Du physique au spirituel
On pourrait s’arrêter là, mais ce serait dommage. Comme
ce fut le cas pour Jigoro Kano lui-même, semble-t-il, la puissance
de ce concept peut nous interpeller et nous influencer positivement tout
au long de notre pratique. C’est ainsi qu’on en reconnaît
la trace dans de nombreuses attitudes très « judo »
: est Seiryoku Zen Yo le balayage habile, ou la très bonne exploitation
de l’esquive du judoka plus âgé qui sait ne plus pouvoir
opposer la force à la force, ou qui n’a plus les moyens physiques
du morote-seoi-nage de sa jeunesse, est Seiryoku Zen Yo l’attitude
pleine de calme de la plupart des grands compétiteurs qui ont appris
à ne pas disperser une once de leur énergie en manifestations
parasites… Et on voit par là de façon évidente
à quel point une bonne éducation de départ aux principes
de base permet au judoka de cheminer vers la maîtrise de son propre
comportement… Et à quel point, à l’inverse,
le défaut de formation de base peut être préjudiciable
à l’évolution future du pratiquant et de l’homme.
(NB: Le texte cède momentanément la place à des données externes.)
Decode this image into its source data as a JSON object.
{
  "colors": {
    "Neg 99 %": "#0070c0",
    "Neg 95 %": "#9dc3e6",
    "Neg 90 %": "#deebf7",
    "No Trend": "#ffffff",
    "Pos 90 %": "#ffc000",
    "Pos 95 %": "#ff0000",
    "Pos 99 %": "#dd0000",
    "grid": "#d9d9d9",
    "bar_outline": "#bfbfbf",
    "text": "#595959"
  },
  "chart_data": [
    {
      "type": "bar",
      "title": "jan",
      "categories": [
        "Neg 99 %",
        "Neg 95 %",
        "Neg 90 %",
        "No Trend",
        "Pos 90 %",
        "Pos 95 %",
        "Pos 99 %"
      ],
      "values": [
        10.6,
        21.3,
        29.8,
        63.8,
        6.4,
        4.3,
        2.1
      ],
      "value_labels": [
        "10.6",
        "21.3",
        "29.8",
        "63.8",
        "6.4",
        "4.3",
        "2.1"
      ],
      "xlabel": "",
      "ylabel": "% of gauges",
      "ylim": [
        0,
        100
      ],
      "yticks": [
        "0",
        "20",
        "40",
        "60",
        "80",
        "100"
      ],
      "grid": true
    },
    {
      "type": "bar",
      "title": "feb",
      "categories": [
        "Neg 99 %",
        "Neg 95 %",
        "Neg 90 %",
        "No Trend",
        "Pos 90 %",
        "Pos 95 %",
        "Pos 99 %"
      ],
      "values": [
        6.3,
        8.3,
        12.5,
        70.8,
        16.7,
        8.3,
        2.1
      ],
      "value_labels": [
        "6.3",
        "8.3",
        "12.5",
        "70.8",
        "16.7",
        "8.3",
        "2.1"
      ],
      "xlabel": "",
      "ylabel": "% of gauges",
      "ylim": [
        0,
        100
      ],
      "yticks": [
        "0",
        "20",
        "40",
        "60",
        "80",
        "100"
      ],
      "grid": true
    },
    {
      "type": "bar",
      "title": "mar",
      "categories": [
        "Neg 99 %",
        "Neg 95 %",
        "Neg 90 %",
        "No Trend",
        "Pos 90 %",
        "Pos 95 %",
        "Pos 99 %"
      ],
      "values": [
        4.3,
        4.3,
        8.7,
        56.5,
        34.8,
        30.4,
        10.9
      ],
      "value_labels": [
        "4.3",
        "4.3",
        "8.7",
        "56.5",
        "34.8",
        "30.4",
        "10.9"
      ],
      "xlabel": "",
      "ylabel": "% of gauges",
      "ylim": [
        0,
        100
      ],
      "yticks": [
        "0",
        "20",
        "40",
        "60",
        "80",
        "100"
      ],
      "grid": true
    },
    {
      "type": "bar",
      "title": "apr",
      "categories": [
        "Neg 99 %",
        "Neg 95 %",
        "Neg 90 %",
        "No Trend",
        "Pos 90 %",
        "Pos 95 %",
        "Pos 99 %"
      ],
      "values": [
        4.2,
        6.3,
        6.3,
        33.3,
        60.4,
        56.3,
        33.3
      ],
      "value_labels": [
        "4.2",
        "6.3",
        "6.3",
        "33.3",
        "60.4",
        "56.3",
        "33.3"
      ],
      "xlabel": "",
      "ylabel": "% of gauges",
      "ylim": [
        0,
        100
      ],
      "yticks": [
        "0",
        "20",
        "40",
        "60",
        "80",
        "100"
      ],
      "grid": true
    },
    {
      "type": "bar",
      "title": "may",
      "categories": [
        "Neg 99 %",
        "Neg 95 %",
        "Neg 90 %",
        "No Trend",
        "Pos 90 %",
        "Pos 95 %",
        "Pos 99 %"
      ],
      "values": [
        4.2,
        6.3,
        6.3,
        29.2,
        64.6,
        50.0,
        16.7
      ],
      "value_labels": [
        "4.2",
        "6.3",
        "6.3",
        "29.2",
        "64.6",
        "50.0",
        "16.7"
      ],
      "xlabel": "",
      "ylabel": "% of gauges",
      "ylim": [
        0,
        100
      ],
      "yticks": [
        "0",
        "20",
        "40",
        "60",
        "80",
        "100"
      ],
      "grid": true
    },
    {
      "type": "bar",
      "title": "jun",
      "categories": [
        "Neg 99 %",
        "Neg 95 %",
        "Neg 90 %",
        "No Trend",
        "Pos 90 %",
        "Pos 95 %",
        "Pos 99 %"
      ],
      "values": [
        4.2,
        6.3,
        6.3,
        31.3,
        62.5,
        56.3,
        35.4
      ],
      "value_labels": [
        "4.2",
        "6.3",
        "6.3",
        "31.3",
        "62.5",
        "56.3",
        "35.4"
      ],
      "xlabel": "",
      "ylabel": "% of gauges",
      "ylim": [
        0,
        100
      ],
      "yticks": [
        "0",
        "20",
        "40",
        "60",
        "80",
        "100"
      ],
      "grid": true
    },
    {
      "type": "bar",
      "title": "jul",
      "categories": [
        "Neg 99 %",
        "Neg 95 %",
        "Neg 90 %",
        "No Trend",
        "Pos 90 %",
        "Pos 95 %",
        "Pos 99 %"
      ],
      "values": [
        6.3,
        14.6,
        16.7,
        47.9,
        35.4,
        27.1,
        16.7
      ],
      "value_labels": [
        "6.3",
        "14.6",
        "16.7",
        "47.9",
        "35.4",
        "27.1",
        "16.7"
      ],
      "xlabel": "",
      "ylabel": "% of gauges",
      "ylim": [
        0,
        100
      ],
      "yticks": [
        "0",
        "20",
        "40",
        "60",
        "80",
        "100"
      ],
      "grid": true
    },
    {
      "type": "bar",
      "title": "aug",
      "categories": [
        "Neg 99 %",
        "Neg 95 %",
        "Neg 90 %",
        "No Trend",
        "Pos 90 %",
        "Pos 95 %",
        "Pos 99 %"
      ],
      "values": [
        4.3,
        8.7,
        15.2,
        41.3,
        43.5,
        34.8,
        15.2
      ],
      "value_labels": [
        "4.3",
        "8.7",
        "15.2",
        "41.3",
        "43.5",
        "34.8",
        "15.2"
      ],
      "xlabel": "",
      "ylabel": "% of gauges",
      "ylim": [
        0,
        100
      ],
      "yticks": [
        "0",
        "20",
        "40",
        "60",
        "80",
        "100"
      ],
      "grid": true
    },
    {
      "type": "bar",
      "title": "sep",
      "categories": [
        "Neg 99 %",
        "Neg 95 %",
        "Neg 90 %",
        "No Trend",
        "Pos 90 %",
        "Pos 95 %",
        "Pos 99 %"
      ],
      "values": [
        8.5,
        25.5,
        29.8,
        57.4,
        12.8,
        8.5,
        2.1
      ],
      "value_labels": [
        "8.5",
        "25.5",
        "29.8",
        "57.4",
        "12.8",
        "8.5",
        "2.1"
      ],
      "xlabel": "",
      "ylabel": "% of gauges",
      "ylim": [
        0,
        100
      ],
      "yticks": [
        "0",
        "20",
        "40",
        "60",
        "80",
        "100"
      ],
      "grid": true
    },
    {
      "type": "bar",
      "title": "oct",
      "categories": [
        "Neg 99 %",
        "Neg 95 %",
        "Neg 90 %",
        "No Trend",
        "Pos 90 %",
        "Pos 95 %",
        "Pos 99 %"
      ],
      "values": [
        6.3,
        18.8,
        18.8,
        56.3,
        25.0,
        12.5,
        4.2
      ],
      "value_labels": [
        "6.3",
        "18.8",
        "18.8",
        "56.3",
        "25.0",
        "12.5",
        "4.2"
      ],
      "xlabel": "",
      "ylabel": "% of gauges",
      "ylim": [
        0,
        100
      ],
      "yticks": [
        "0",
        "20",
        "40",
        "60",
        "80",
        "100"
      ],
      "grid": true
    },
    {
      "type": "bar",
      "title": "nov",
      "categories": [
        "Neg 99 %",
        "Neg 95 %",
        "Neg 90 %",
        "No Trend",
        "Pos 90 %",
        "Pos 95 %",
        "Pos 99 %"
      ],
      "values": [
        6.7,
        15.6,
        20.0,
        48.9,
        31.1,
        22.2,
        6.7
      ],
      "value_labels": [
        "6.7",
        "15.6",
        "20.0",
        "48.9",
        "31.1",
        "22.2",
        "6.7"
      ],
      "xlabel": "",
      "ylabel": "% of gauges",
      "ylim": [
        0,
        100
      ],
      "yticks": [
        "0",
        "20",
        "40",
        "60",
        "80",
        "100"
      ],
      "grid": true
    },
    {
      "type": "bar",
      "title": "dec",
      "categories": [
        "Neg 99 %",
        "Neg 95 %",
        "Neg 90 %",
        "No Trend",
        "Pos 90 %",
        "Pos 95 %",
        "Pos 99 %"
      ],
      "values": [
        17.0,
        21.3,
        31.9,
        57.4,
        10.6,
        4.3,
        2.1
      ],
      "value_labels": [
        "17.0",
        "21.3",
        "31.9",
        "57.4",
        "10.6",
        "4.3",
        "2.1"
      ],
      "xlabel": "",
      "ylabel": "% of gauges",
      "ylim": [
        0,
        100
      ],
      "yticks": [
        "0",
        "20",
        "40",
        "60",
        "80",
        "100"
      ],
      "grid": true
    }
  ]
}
Jusqu’où peut donc nous emmener ce principe de « meilleur
emploi de l’énergie » ? Jusqu’à son aboutissement
: dans l’emploi que nous faisons de notre vie même, bien ou
mal employée. C’est, encore une fois, la démarche
d’approfondissement accomplie par Jigoro Kano, passionné
dans son jeune âge par l’étude des situations d’attaque
et de défense, puis par leurs implications psychologiques, morales,
spirituelles. « Une bonne exploitation de l’énergie
», c’est finalement la recherche d’un accomplissement
total des potentialités de chacun, d’une réalisation
complète en tant qu’être humain. Humaniste convaincu
ayant consacré sa vie à l’éducation et aux
autres, Jigoro Kano pensait que cette réalisation passait par la
prise de conscience finale de la nécessité d’être
utile aux autres et à la société. C’est le
point où Seiryoku Zen Yo (le meilleur emploi de l’énergie)
rejoint Jita Yuwa Kyoei (entraide et prospérité mutuelle),
faisant du judo un grand projet humaniste universel, une voie individuelle.